Recently I read a, well, interesting post on the questionable practice of pastors doing altar calls at the end of church services. As long as I can remember, as a Baptist, that almost every single church service has ended in an altar call or an invitation to respond to the Good News. Even when I identified as a 4 point Calvinist, this practice I never really questioned this ritual.
One of the “dangers” critics say that Altar Calls can cause an “easy beliefism,” that a person believes in Jesus after the invite, but then goes on with their life living unsaved. And the other scarecrow I often read or hear about is the manipulation of human emotions. I am very well aware of the latter.
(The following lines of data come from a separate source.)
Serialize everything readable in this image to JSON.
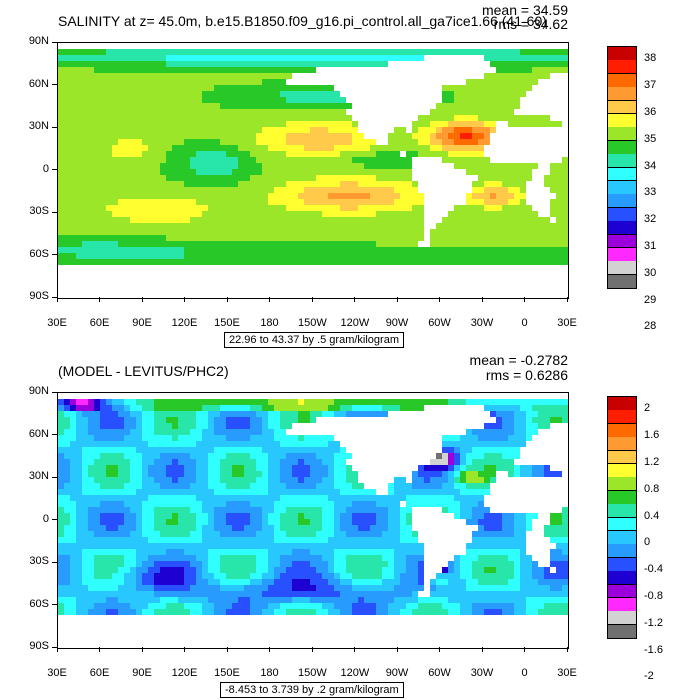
{
  "chart_data": [
    {
      "type": "heatmap",
      "title": "SALINITY at z=  45.0m, b.e15.B1850.f09_g16.pi_control.all_ga7ice1.66 (41-60)",
      "stats": {
        "mean_label": "mean = 34.59",
        "rms_label": "rms = 34.62"
      },
      "x_ticks": [
        "30E",
        "60E",
        "90E",
        "120E",
        "150E",
        "180",
        "150W",
        "120W",
        "90W",
        "60W",
        "30W",
        "0",
        "30E"
      ],
      "y_ticks": [
        "90N",
        "60N",
        "30N",
        "0",
        "30S",
        "60S",
        "90S"
      ],
      "contour_info": "22.96 to 43.37 by .5 gram/kilogram",
      "levels": [
        "38",
        "37",
        "36",
        "35",
        "34",
        "33",
        "32",
        "31",
        "30",
        "29",
        "28"
      ],
      "colors": [
        "#c80000",
        "#ff1e00",
        "#ff6a00",
        "#ff9a33",
        "#ffc94a",
        "#ffff30",
        "#9be628",
        "#28c828",
        "#28e6aa",
        "#30ffff",
        "#28c8ff",
        "#289bff",
        "#2850ff",
        "#1e00d2",
        "#9b00dc",
        "#ff28ff",
        "#d2d2d2",
        "#707070"
      ],
      "value_range": [
        28,
        38
      ]
    },
    {
      "type": "heatmap",
      "title": "(MODEL - LEVITUS/PHC2)",
      "stats": {
        "mean_label": "mean = -0.2782",
        "rms_label": "rms = 0.6286"
      },
      "x_ticks": [
        "30E",
        "60E",
        "90E",
        "120E",
        "150E",
        "180",
        "150W",
        "120W",
        "90W",
        "60W",
        "30W",
        "0",
        "30E"
      ],
      "y_ticks": [
        "90N",
        "60N",
        "30N",
        "0",
        "30S",
        "60S",
        "90S"
      ],
      "contour_info": "-8.453 to 3.739 by .2 gram/kilogram",
      "levels": [
        "2",
        "1.6",
        "1.2",
        "0.8",
        "0.4",
        "0",
        "-0.4",
        "-0.8",
        "-1.2",
        "-1.6",
        "-2"
      ],
      "colors": [
        "#c80000",
        "#ff1e00",
        "#ff6a00",
        "#ff9a33",
        "#ffc94a",
        "#ffff30",
        "#9be628",
        "#28c828",
        "#28e6aa",
        "#30ffff",
        "#28c8ff",
        "#289bff",
        "#2850ff",
        "#1e00d2",
        "#9b00dc",
        "#ff28ff",
        "#d2d2d2",
        "#707070"
      ],
      "value_range": [
        -2,
        2
      ]
    }
  ]
}
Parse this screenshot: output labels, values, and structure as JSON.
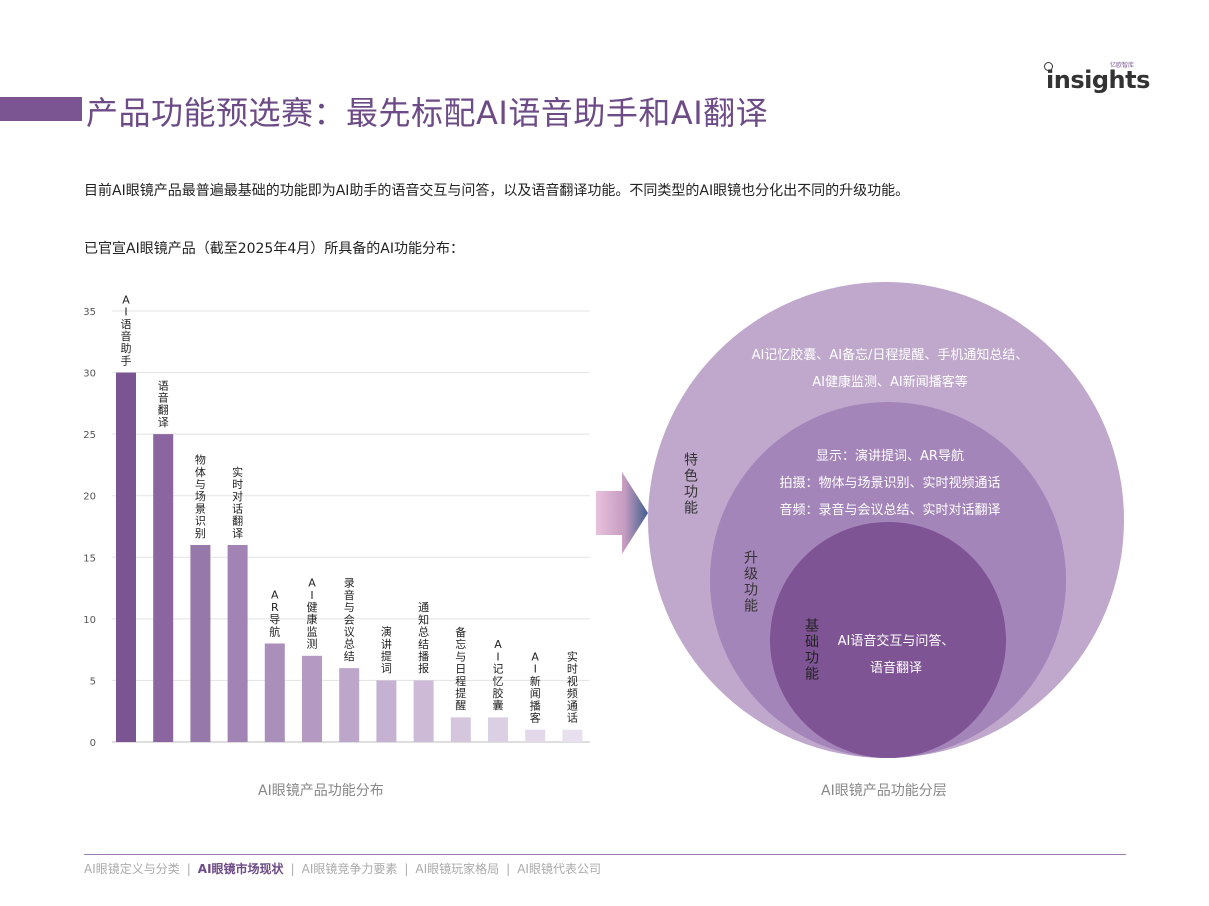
{
  "header": {
    "title": "产品功能预选赛：最先标配AI语音助手和AI翻译",
    "logo_word": "insights",
    "logo_tag": "亿欧智库"
  },
  "intro": "目前AI眼镜产品最普遍最基础的功能即为AI助手的语音交互与问答，以及语音翻译功能。不同类型的AI眼镜也分化出不同的升级功能。",
  "subhead": "已官宣AI眼镜产品（截至2025年4月）所具备的AI功能分布：",
  "chart_data": {
    "type": "bar",
    "categories": [
      "AI语音助手",
      "语音翻译",
      "物体与场景识别",
      "实时对话翻译",
      "AR导航",
      "AI健康监测",
      "录音与会议总结",
      "演讲提词",
      "通知总结播报",
      "备忘与日程提醒",
      "AI记忆胶囊",
      "AI新闻播客",
      "实时视频通话"
    ],
    "values": [
      30,
      25,
      16,
      16,
      8,
      7,
      6,
      5,
      5,
      2,
      2,
      1,
      1
    ],
    "colors": [
      "#7b5492",
      "#8a65a0",
      "#9678aa",
      "#a184b3",
      "#ab8fbb",
      "#b49ac2",
      "#bca6c9",
      "#c5b1d1",
      "#ccbad6",
      "#d5c6de",
      "#dbcfe3",
      "#e2d8e9",
      "#e8e0ee"
    ],
    "yticks": [
      0,
      5,
      10,
      15,
      20,
      25,
      30,
      35
    ],
    "ylim": [
      0,
      35
    ],
    "grid": true,
    "caption": "AI眼镜产品功能分布"
  },
  "layers": {
    "caption": "AI眼镜产品功能分层",
    "outer": {
      "label": "特色功能",
      "lines": [
        "AI记忆胶囊、AI备忘/日程提醒、手机通知总结、",
        "AI健康监测、AI新闻播客等"
      ]
    },
    "middle": {
      "label": "升级功能",
      "lines": [
        "显示：演讲提词、AR导航",
        "拍摄：物体与场景识别、实时视频通话",
        "音频：录音与会议总结、实时对话翻译"
      ]
    },
    "inner": {
      "label": "基础功能",
      "lines": [
        "AI语音交互与问答、",
        "语音翻译"
      ]
    },
    "colors": {
      "outer": "#bfa8cc",
      "middle": "#a485b9",
      "inner": "#7e5495"
    }
  },
  "footer": {
    "items": [
      "AI眼镜定义与分类",
      "AI眼镜市场现状",
      "AI眼镜竞争力要素",
      "AI眼镜玩家格局",
      "AI眼镜代表公司"
    ],
    "active_index": 1
  }
}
Once at a Christian rock concert, I saw people’s feelings being misused as this huge guilt moment without any talk of hope, sanctification or resurrection. I was a little distraught and let my friends know how I felt.
However, myself being familiar with conservative Reformed concern-trolling about human emotion, there is another way of looking at emotions and manipulation. What about people who argue from the standpoint of fear about people’s emotions getting out of control? From Jonathan Edwards to Reformed cessationists like John MacArthur, the cases against revival-oriented/ Charismatic Christian traditions depend on this very fear of human emotion, something that is natural, something that is neutral in Scripture. David is praised for his passionate worship. Anger is only condemned if persons let it control them. God Himself cries with Mary and Martha. This denial of human subjectivity by feigning “objectivity,” “freedom from bias” is just another way of policing people’s various expressions of worship.
The term “biblical”when it used, as I have argued before really just means that a teaching or practice aligns with that person’s and her community’s INTERPRETATION of Scripture. As for myself, I could easily argue that my own affinity for the Nicene and Chalcedon Creeds are not strictly “biblical” just as any other tradition. With a tradition that regularly dismisses the implications of Jesus’ teaching ministry, his calls for repentance [inviitations], for example, it’s no wonder that members of the conservative Reformed tradition find the notion of an altar call disagreeable.